Repensar el desarrollo a partir Laudato Si

Piva, Esteban (1).

Una de las grandes temáticas de la humanidad que ha pasado en el último siglo prácticamente de la irrelevancia a ocupar el escenario principal de numerosas cumbres internacionales, y hasta merecer una propia Encíclica por parte de la Iglesia Católica, es la cuestión ambiental. Esto no es de extrañar si tenemos en cuenta que, como dijo el Papa Francisco, “Nunca hemos maltratado y lastimado nuestra casa común como en los últimos dos siglos”.
Desde la “Conferencia de Naciones Unidas sobre el Medio Humano”, también conocida como Conferencia de Estocolmo, llevada a cabo en 1972, hasta la reciente “Conferencia sobre los Océanos”, celebrada en Fiyi este mismo año, pasando por la “Conferencia de las Naciones Unidas sobre el Medio Ambiente y el Desarrollo” o la “Cumbre para la Tierra” de 1992 en Río de Janeiro, la “Conferencia de las Naciones Unidas sobre el Desarrollo Sostenible”, también llamada Rio +20, del 2012, y la “XXI Conferencia Internacional sobre Cambio Climático” celebrada en el 2015 en París, la cuestión ambiental ha adquirido cada vez mayor importancia, buscándose a nivel global una protección sistemática del ambiente humano.
Dentro de este contexto la Iglesia Católica ha alzado su voz, especialmente en cabeza de su máximo representante en la actualidad, Su Santidad, el Papa Francisco, haciendo notar que ella también tiene algo que decir con respecto a esta problemática. Es así como surge la “Carta Encíclica Laudato Si: Sobre el Cuidado de la Casa Común”, la primera en 126 años de Doctrina Social de la Iglesia, y de un grupo de diez encíclicas y dos exhortaciones apostólicas, en dedicarse de lleno a la cuestión ambiental, o más precisamente a las relaciones fundamentales de la persona con Dios, consigo mismas, con los demás seres humanos, pero sobre todo, con la creación. Esto puede advertirse claramente en el concepto de “ecología integral” introducido por Francisco en este documento.
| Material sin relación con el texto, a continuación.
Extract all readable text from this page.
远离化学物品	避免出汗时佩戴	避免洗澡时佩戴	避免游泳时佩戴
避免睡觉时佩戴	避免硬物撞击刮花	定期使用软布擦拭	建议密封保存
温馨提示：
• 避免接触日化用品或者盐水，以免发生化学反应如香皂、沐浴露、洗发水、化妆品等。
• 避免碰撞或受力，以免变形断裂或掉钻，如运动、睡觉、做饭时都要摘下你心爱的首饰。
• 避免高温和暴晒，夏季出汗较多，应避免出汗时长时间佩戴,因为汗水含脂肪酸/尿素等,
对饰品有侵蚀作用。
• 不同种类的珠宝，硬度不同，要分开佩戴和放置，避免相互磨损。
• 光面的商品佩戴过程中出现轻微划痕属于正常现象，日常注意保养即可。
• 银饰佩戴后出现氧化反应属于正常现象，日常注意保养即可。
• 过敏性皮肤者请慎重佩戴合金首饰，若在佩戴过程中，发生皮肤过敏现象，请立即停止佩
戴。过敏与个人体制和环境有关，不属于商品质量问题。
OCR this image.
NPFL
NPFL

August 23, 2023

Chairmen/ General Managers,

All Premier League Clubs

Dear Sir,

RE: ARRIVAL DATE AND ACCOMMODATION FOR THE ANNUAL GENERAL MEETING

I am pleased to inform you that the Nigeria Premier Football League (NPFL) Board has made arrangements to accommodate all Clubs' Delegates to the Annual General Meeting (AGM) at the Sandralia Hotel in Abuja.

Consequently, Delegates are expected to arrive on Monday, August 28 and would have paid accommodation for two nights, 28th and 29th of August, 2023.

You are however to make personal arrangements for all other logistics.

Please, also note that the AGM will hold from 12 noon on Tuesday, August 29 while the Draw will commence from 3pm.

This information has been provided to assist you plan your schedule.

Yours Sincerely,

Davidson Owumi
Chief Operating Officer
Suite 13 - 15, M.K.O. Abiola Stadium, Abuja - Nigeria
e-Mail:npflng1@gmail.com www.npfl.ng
Al alzar la Iglesia su voz, unió ésta a un concierto de voces que ya se encontraban sonando en la actualidad, pero lo hizo con una nota distintiva con respeto a las demás y que le hace ser diferente a estas, casi como si estuviese en disonancia con ellas. Esta nota distintiva es la esperanza, o, para ser más concreto, el mensaje esperanzador del Papa Francisco. Si bien él hace un llamado urgente al diálogo y la acción para frenar este espiral auto-destructivo en el que cada vez nos vamos sumergiendo más y más, la visión que tiene el Papa es una visión esperanzada en el sentido de que aún estamos a tiempo de hacer las cosas fundamentales que debemos hacer. A su vez, cuando no existe un horizonte positivo, una visión que busque permanentemente una salida a los problemas, las opciones por el cambio se reducen, las personas y la sociedad se esclerotizan, se endurecen y se conforman con lo que tienen, y por eso se puede llegar a pensar que no es necesario hacer las cosas mejor, que no es necesario un cambio de mentalidad, ni siquiera que es necesaria una ética; se podrá hablar, escribir y enseñar ética, pero no se vive de acuerdo a ella. Dentro de este contexto, ante una visión que careciese de esperanzas y no buscase acciones concretas, se estaría corriendo seriamente el riesgo de caer en una mera ideología. Incluso Francisco mismo insistirá sobre la idea de no buscar la “cueva de la ideología”, sino que siempre tratemos de estar en contacto con la realidad.
Si analizamos esta encíclica desde el método clásico de la Doctrina Social de la Iglesia “Ver, Juzgar y Actuar” podemos llegar a la conclusión de que los dos primeros capítulos son el “Ver” de las ciencias y la sabiduría bíblica; el tercer y cuarto capítulo corresponden al “Juzgar”, realizando Francisco un análisis de las raíces de la crisis medioambiental y social que pondera hoy en día en nuestro planeta y elaborando el concepto distintivo de la encíclica, la “ecología integral”; y los dos postreros capítulos enuncian el “Actuar” con las acciones y las respuestas a distintos niveles ante los retos que tenemos en el mundo, y con la educación y la espiritualidad necesaria para afrontar esta crisis.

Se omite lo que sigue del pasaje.